Sabemos disso, não sabemos? Todos sabemos disso. Mas, por que, então, temos tanta dificuldade em nos disciplinarmos, em regular nossos desejos? Por que temos tanta dificuldade em sentar para estudar, para terminar um relatório, para começar um relatório, para finalizar uma apresentação?

Esta é uma questão que vem recebendo a atenção tanto de acadêmicos, quanto de profissionais de outras áreas, que se frustram frente à incapacidade de seus estudantes e liderados de manter o foco no que precisa ser realizado. Por exemplo, Ethan Sterling, empresário estadunidense que escreve sobre competências necessárias a empreendedores, destaca o efeito nocivo da falta de autorregulação e de autodisciplina (2). Em seu artigo, Ethan elenca 11 fatores pelos quais algumas pessoas podem não conseguir progredir em direção a suas metas, um dos quais é a falta de autodisciplina. Os outros dez fatores se referem a falta de controle dos pensamentos, da motivação, se ver como vítima ou não aceitar críticas, pintando um quadro maior, mais amplo, do que a falta de disciplina e que poderia ser chamado de incapacidade de se autorregular.

 

Obstáculos à autodisciplina

 

A pesquisa científica e acadêmica traz algumas luzes sobre o porquê temos tanta dificuldade de nos autorregular e de manter a disciplina. Um artigo de 1998 oferece uma pista surpreendente de porque a nossa força de vontade parece se esvair em algumas situações. Baumeister et al (1998) (3) argumentam que as pessoas, ao utilizar e exercer autodomínio, sofrem um progressivo esgotamento do ego, devido ao fato de que o controle consciente e deliberado de nossas ações, de nosso comportamento, de nossas escolhas, se valer de um recurso interno, que eles chamam, no artigo, de self. Esse recurso se esgota à medida em que resistimos a tentações e exercemos autorregulação emocional e comportamental.

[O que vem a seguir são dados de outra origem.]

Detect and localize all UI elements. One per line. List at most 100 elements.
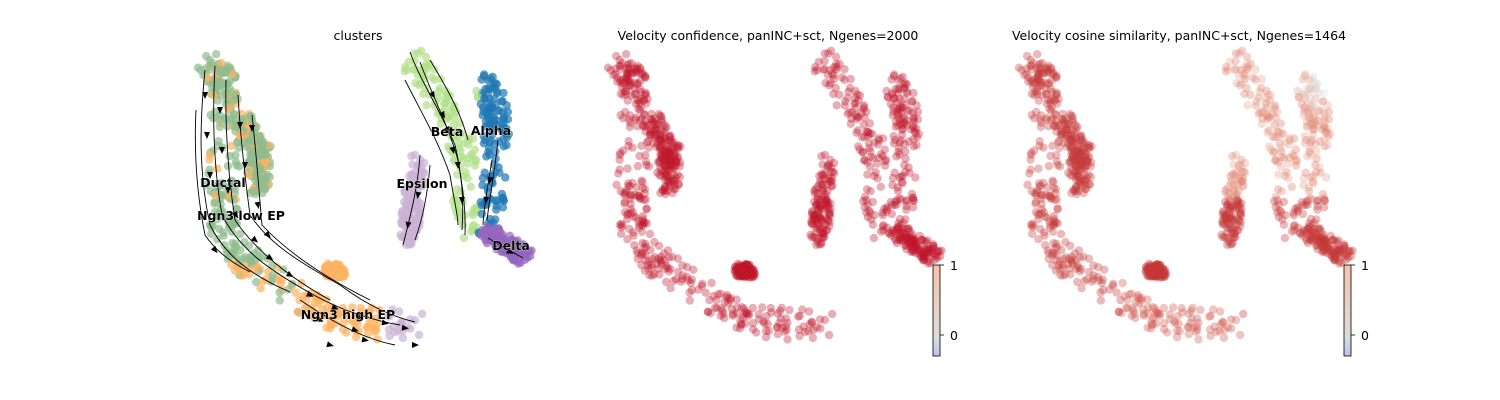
cell-point — [818, 160, 827, 169]
cell-point — [1149, 265, 1158, 274]
cell-point — [1234, 161, 1244, 170]
cell-point — [473, 92, 482, 102]
cell-point — [819, 205, 829, 215]
cell-point — [853, 90, 862, 99]
cell-point — [1230, 229, 1240, 238]
cell-point — [739, 269, 749, 279]
cell-point — [1309, 124, 1319, 133]
cell-point — [1139, 309, 1149, 319]
cell-point — [1261, 99, 1270, 108]
cell-point — [659, 147, 669, 156]
cell-point — [661, 124, 670, 134]
cell-point — [899, 118, 908, 128]
cell-point — [1301, 200, 1310, 210]
cell-point — [644, 136, 653, 146]
cell-point — [1065, 264, 1074, 273]
cell-point — [662, 170, 671, 179]
cell-point — [1237, 46, 1247, 55]
cell-point — [1058, 260, 1068, 270]
cell-point — [1080, 162, 1090, 171]
cell-point — [642, 204, 651, 213]
cell-point — [673, 267, 683, 277]
cell-point — [1067, 257, 1077, 266]
cell-point — [1076, 132, 1085, 142]
cell-point — [743, 270, 752, 279]
cell-point — [1063, 259, 1073, 269]
cell-point — [630, 115, 640, 125]
cell-point — [1240, 63, 1250, 72]
cell-point — [832, 59, 841, 69]
cell-point — [625, 81, 634, 90]
cell-point — [719, 309, 728, 318]
cell-point — [701, 288, 710, 297]
cell-point — [908, 241, 917, 250]
cell-point — [1326, 231, 1336, 240]
cell-point — [1061, 114, 1071, 123]
cell-point — [903, 224, 913, 233]
cell-point — [1315, 163, 1324, 172]
cell-point — [739, 264, 748, 274]
cell-point — [1029, 221, 1038, 230]
cell-point — [744, 311, 753, 320]
cell-point — [1035, 137, 1044, 146]
cell-point — [815, 196, 824, 205]
cell-point — [823, 161, 832, 170]
cell-point — [1038, 58, 1047, 68]
cell-point — [812, 227, 821, 237]
cell-point — [891, 229, 900, 238]
cell-point — [1226, 171, 1235, 181]
cell-point — [913, 107, 923, 117]
streamline-arrow — [506, 248, 514, 254]
cell-point — [1148, 271, 1157, 280]
cell-point — [883, 92, 892, 102]
cell-point — [826, 204, 835, 213]
cell-point — [1055, 136, 1064, 146]
cell-point — [1074, 165, 1083, 174]
cell-point — [1298, 201, 1308, 210]
cell-point — [889, 139, 899, 148]
cell-point — [736, 271, 746, 280]
cell-point — [1246, 90, 1255, 100]
cell-point — [741, 261, 750, 270]
cell-point — [1205, 325, 1215, 334]
cell-point — [1314, 233, 1323, 242]
cell-point — [1224, 237, 1234, 246]
cell-point — [413, 70, 423, 80]
cell-point — [666, 182, 676, 191]
cell-point — [807, 318, 817, 327]
cell-point — [1061, 131, 1071, 140]
cell-point — [1056, 130, 1066, 139]
velocity-cosine-points — [1014, 46, 1357, 344]
cell-point — [1293, 155, 1302, 165]
cell-point — [1305, 147, 1314, 157]
cell-point — [394, 307, 404, 316]
cell-point — [614, 169, 623, 178]
cell-point — [1152, 262, 1161, 271]
velocity-cosine-title: Velocity cosine similarity, panINC+sct, … — [1012, 28, 1346, 43]
cell-point — [1312, 79, 1321, 88]
cell-point — [420, 168, 429, 178]
cell-point — [1163, 328, 1172, 337]
cell-point — [737, 262, 746, 271]
cell-point — [666, 148, 675, 157]
cell-point — [1155, 264, 1165, 273]
cell-point — [1302, 229, 1311, 238]
cell-point — [623, 70, 633, 79]
cell-point — [743, 260, 752, 269]
cell-point — [1070, 160, 1080, 169]
cell-point — [735, 324, 745, 333]
cell-point — [1252, 97, 1261, 106]
cell-point — [636, 193, 645, 203]
cell-point — [1317, 237, 1326, 246]
cell-point — [1159, 266, 1169, 275]
cell-point — [835, 59, 844, 69]
cell-point — [453, 170, 462, 179]
cell-point — [1313, 197, 1322, 206]
cell-point — [1074, 176, 1084, 186]
cell-point — [1291, 204, 1300, 213]
cell-point — [907, 247, 916, 256]
cell-point — [1068, 117, 1078, 127]
cell-point — [661, 149, 671, 159]
cell-point — [1278, 215, 1287, 224]
cell-point — [748, 268, 757, 277]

Um experimento muito interessante é o do chocolate. Pessoas foram divididas em dois grupos, um dos quais comeu chocolate e outro que teve que se controlar e, ao invés de chocolate, comer rabanetes, em um claro exercício de autodomínio. Verificou-se que o grupo que se autocontrolou e comeu rabanetes, em tarefas subsequentes manifestou menos autodomínio. Eles já haviam gasto sua capacidade de controle interno para comer rabanetes ao invés de chocolates.

Outros dois fatores que exercem grande efeito e, ao menos assim me parece, podem estar associados e se reforçar mutuamente são o uso excessivo de distratores digitais e o gosto por gratificação imediata. Em um artigo de 2017, Ward et al. (4) relatam que a mera presença do smartphone é suficiente para distrair uma pessoa e diminuir sua capacidade cognitiva e de direcionamento sustentado da atenção. Talvez em parte isso se explique pela marcada preferência das pessoas por satisfação imediata, algo que em economia comportamental é denominado “desconto hiperbólico das preferências temporais”.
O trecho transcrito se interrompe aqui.